LGBTQ+ Californians — who represent 12% of registered California voters — will be leading the fight to defeat this recall — just as Governor Newsom has been leading the fight for full, lived LGBTQ+ equality.

Rick Zbur, equality California

Democratic California Governor Gavin Newsom at San Francisco Pride 2019
(Photo via the Office of the Governor of California)

In a state of 22 million registered voters and 40 plus million residents with a long arc bending towards progressive politics, there are still those in the LGBTQ+ community who see that a change in allyship in the Governor’s chair would spell disaster for ensuring that legislative actions, even if passed by a Democratically controlled Assembly and Senate would continue to be signed into law- let alone get favorable attention.

State Senator Scott Wiener, (D-11,SF) the former chair of the California Legislative LGBTQ Caucus speaking to the Blade warned, “The Republican recall is an existential threat to California. As a gay man, it is terrifying to imagine someone like Larry Elder becoming governor. He’s said many hateful things about LGTBQ people and will move us backwards on LGBTQ rights.”

Wiener added; “When it comes to important issues, Larry Elder or any number of the Republicans running to replace Newsom would be a disaster; we need real, progressive leadership to manage wildfires, build more housing near jobs and transit, invest in public transportation, reform our criminal justice system, address our addiction and mental health crises, and get us to a clean economy and 100% renewable energy. We can’t afford to lose a couple of years with a right-wing governor.
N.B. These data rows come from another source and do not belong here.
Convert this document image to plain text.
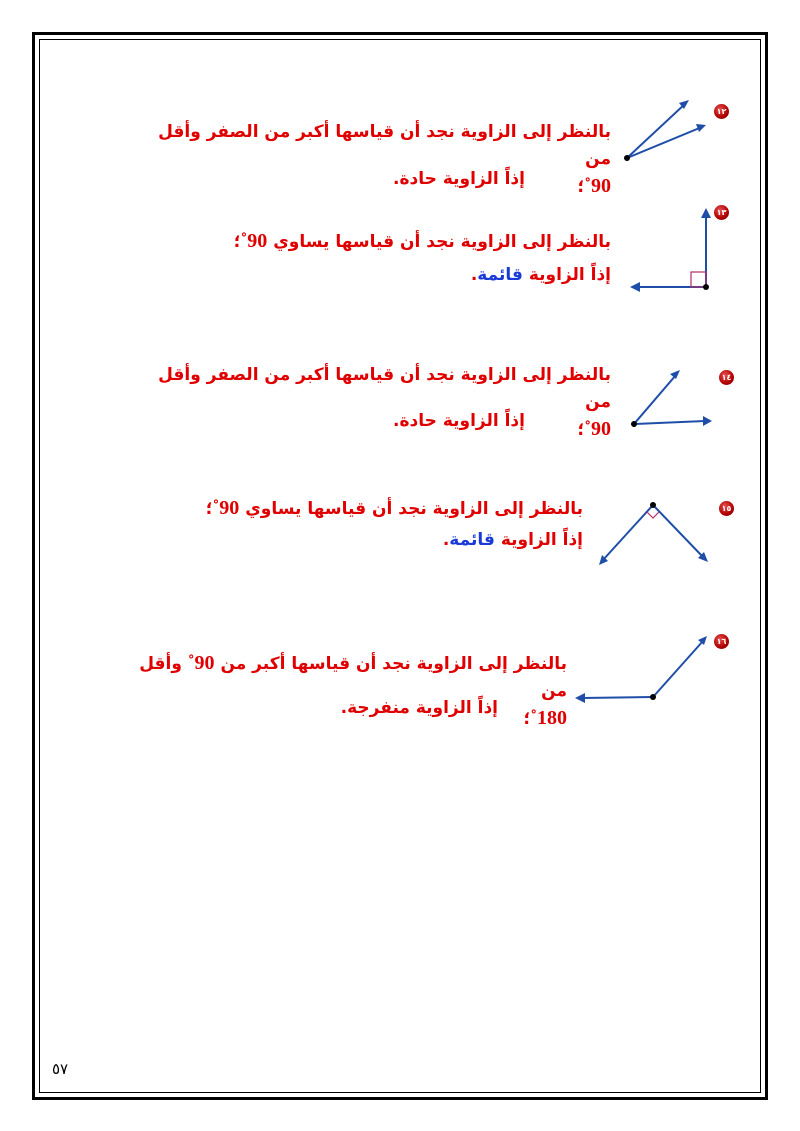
١٢
بالنظر إلى الزاوية نجد أن قياسها أكبر من الصفر وأقل من
90˚؛
إذاً الزاوية حادة.
١٣
بالنظر إلى الزاوية نجد أن قياسها يساوي 90˚؛
إذاً الزاوية قائمة.
١٤
بالنظر إلى الزاوية نجد أن قياسها أكبر من الصفر وأقل من
90˚؛
إذاً الزاوية حادة.
١٥
بالنظر إلى الزاوية نجد أن قياسها يساوي 90˚؛
إذاً الزاوية قائمة.
١٦
بالنظر إلى الزاوية نجد أن قياسها أكبر من 90˚ وأقل من
180˚؛
إذاً الزاوية منفرجة.
٥٧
Democrats, there’s no mincing words: we need you to get involved. Now is the time to turn in your ballot and vote no on the recall, and tell everyone in your community to do the same.”

In addition to his disdain for LGBTQ+ equality, on another contemporary pressing issue, the current coronavirus pandemic, which was the spark that lit the match leading to the recall, Elder in a Monday interview with CNN’s Joe Johns in Los Angeles said he doesn’t think it’s necessary for young people to get vaccinated against Covid-19 or for children to wear masks at school, and he vowed to repeal any mask or vaccine mandates for California’s state workers if he is elected to replace the Democratic governor in the September 14 special election.

“I don’t believe the science suggests that young people should be vaccinated. I don’t believe the science suggests that young people should have to wear masks at school,” Elder said.

While the election will be held on Sept. 14, the results will not be certified until Oct. 22. A semifinal official canvass of the votes will begin at 8:00 p.m. on election day and election officials may begin counting absentee/mail-in ballots on Sept. 7. This means initial returns may be released soon after polls close. The official canvass will begin on Sept. 16 and must be completed no later than Oct. 14.